The EAC is discussing the creation of a combined free trade zone with two other blocs, the Southern African Development Community (SADC) and the Common Market for Eastern and Southern Africa (COMESA).

“We cannot move anywhere unless we start with regional groupings [which] can come together and form larger economic and …political entities… You have to start with a particular region that is cohesive, sharing the same borders, and then you move on,” he said.

Other issues addressed at the forum included opportunities for businesses in Africa, effective knowledge-sharing and long-term planning among the different regional groupings.
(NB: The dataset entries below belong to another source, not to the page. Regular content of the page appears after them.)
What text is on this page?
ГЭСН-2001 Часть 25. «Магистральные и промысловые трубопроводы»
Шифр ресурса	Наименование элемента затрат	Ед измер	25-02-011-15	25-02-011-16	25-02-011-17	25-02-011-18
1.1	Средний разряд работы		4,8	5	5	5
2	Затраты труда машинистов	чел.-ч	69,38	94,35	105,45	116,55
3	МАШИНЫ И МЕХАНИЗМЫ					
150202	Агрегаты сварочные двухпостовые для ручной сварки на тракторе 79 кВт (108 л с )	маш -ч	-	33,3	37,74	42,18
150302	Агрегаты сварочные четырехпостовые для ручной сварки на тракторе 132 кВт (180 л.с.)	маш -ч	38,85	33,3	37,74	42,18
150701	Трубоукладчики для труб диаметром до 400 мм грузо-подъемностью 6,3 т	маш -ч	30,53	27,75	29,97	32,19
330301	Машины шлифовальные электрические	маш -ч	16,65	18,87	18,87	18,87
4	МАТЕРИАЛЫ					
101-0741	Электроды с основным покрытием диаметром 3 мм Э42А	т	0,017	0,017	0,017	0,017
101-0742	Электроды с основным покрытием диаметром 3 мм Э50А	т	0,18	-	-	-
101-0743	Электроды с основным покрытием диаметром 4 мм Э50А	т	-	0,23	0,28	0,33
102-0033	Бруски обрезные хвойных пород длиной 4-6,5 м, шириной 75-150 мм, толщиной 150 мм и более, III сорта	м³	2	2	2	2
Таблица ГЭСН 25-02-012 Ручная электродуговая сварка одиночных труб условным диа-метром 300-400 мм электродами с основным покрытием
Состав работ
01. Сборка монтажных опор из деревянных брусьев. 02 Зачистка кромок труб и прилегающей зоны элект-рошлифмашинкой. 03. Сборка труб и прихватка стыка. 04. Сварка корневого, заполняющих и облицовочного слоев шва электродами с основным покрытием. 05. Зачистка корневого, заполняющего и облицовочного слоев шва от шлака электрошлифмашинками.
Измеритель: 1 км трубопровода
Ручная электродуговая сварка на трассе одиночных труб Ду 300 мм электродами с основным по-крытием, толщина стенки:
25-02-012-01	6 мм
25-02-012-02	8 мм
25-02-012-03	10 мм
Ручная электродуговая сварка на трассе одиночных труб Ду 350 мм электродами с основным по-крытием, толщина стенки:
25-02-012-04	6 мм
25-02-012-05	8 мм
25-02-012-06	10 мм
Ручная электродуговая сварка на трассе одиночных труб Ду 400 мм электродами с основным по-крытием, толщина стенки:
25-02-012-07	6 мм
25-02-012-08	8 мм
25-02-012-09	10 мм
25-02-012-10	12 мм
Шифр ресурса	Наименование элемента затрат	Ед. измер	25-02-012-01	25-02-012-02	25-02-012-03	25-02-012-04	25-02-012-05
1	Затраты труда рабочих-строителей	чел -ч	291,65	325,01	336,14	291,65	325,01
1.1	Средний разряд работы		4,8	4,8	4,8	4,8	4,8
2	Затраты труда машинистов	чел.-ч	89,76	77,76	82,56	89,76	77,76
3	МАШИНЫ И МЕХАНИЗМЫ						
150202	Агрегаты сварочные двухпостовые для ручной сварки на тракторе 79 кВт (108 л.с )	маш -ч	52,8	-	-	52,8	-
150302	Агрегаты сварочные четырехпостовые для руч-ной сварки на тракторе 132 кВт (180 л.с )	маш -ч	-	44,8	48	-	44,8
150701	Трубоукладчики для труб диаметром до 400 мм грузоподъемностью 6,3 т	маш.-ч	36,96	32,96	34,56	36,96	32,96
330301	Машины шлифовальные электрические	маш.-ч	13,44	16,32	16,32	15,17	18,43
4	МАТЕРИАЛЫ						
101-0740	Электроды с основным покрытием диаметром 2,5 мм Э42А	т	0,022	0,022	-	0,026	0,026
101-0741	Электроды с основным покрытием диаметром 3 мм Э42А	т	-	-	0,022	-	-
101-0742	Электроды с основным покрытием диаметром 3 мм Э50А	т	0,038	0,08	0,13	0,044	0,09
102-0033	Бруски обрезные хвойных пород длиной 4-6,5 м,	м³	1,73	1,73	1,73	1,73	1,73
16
Sitta said, “There is very little that is going on [between African countries]. In Africa, policy makers go to the Europe Union and other places to study integration, but we should visit each other and see what it is that we are doing right in one region, and what more we could improve in another region. Once we have common meetings, we can then evolve policies that produce results and people will react positively,” said Sitta.

He hailed the steps EAC member states have made in working to create a common market allowing citizens to move freely across borders.

Sitta called on the other regional blocs to form a customs union as a building block to a more formal common market.